Assignment 3 (7 marks)

Demonstrate in week 7.

Upload

Upload an archive containing only the files you have created/modified such as

  • .xsa file
  • .c/.h
  • .v/.vhd scaled up RTL and testbench
  • .xdc file (only if you manually inserted/modified any constraints)
  • input/output test files - the .mem files as well as the files sent/received from/by RealTerm (if you modified them)

exactly as used for the demo to Canvas within 1 hour of your demo.

It should be as a .zip archive, with the filename Wed/Fri_GroupNum_Lab3.zip.
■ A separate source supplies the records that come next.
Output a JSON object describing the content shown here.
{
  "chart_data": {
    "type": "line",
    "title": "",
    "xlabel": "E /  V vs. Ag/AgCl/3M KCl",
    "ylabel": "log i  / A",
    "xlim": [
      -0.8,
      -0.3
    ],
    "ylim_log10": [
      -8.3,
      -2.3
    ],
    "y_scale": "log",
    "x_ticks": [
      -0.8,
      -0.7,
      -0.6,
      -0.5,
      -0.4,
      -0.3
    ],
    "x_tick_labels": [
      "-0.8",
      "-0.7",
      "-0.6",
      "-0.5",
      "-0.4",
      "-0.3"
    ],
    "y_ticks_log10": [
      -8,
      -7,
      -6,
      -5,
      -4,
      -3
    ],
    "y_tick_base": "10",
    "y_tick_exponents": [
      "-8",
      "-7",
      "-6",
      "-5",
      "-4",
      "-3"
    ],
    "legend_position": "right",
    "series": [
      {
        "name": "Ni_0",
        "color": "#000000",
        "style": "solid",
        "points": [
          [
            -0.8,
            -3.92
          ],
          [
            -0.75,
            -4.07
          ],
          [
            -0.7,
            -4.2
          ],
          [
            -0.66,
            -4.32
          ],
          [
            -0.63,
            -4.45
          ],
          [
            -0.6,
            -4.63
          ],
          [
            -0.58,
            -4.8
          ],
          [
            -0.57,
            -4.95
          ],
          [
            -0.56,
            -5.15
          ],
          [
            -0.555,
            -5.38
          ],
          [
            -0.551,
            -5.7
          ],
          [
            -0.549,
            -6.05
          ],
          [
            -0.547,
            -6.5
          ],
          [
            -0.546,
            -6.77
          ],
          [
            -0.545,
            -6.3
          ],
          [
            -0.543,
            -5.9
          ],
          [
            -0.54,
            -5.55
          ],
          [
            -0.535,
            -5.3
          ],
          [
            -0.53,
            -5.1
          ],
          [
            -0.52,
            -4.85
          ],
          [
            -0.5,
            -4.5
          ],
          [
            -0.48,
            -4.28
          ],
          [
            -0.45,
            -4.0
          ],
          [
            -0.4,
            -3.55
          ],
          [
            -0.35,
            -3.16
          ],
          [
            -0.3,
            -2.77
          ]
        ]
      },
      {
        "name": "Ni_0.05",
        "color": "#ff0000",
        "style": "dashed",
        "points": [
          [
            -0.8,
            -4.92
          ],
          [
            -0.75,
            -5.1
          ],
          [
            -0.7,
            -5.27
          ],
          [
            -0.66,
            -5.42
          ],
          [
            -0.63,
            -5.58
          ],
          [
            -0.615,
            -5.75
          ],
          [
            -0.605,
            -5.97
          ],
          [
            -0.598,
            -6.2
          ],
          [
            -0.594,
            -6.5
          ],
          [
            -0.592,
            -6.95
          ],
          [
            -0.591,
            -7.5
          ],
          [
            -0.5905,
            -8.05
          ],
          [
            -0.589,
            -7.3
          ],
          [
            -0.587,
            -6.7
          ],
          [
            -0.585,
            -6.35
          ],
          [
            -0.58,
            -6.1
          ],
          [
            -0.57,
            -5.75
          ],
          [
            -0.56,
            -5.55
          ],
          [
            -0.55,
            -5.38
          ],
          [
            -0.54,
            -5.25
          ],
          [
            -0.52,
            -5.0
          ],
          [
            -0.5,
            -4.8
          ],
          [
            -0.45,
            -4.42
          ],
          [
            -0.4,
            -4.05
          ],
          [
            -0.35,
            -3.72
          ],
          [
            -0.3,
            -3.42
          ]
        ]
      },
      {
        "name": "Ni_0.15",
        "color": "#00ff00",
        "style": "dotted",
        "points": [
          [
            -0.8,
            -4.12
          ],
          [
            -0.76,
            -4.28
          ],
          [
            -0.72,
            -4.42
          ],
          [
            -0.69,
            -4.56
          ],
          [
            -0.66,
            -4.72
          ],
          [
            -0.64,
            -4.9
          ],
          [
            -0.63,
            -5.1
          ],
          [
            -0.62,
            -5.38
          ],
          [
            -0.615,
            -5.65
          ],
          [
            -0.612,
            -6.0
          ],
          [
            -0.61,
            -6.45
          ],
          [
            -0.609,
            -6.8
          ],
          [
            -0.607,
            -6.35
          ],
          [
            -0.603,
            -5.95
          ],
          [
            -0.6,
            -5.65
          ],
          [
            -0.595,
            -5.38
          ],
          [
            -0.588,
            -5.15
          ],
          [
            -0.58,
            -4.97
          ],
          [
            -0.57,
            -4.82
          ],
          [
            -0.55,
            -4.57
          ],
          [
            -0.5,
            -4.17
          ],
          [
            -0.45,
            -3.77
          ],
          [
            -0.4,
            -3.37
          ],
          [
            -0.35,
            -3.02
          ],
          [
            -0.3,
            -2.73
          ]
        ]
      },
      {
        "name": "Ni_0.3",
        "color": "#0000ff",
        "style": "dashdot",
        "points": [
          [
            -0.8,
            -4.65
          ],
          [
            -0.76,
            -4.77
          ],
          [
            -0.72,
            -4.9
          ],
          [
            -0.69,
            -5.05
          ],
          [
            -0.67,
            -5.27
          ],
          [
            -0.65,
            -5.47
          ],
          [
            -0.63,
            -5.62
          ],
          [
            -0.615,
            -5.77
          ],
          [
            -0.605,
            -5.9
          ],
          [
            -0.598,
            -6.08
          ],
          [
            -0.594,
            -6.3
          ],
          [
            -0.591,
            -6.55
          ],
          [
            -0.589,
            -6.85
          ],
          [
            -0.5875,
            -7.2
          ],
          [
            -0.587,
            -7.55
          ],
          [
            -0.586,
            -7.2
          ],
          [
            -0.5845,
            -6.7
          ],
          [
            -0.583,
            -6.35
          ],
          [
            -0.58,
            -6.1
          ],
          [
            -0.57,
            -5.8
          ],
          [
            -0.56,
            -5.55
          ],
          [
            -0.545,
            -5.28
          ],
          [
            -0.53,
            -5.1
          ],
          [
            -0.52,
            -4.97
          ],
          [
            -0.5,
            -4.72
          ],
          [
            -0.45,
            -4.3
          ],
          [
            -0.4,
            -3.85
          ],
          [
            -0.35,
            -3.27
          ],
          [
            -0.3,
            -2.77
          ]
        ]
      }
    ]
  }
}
Please DO NOT upload the whole project - include only the files mentioned above!

Tips

  • Debugging in Lab 3 is hard. It is your hardware, interacting with your software. It is hard to identify and isolate issues.
  • You can check the software functionality by setting breakpoints just before sending data to the coprocessor / just after receiving the data from the coprocessor.
  • If the software appears to be ok, then it is likely your hardware. This can be
    • A missing connection in the block diagram -  'Validate Design' running ok does not guarantee everything is ok. It only checks for some very essential stuff, which might not be good enough for proper functionality.
    • The IP not being updated. Changing the HDL code alone is not sufficient. You need to repackage the IP (see the last part of Packaging the Coprocessor as an IP page to know how to do this). Then try regenerating sources. Worst come to the worst, package the IP afresh.
    • A functional issue with your co-processor. This typically involves not asserting M_AXIS_TLAST and M_AXIS_TVALID correctly, and not dealing with M_AXIS_TREADY properly. Some possible reasons:
    • If you don't get a response from the co-processor, check if M_AXIS_TLAST is asserted properly.
    • If it doesn't respond with the correct amount of data, it could be M_AXIS_TLAST getting asserted at the wrong time.
    • If it responds with incorrect data, check the correspondence between M_AXIS_TVALID and M_AXIS_TDATA.
    • Verify these using post-synthesis functional simulation, not just using behavioral simulation.
  • You will possibly get a critical warning: "[Timing 38-282] The design failed to meet the timing requirements. Please see the timing summary report for details on the timing violations.".
  • This is not a warning that you should normally ignore. The timing analysis tool is complaining that the design may not work at 100 MHz, i.e. has a critical path greater than 10 ns (possibly in multiplication). You can look at the timing summary and figure out which path causes it to fail the timing. You can then see how this can be fixed, which will involve some design modifications.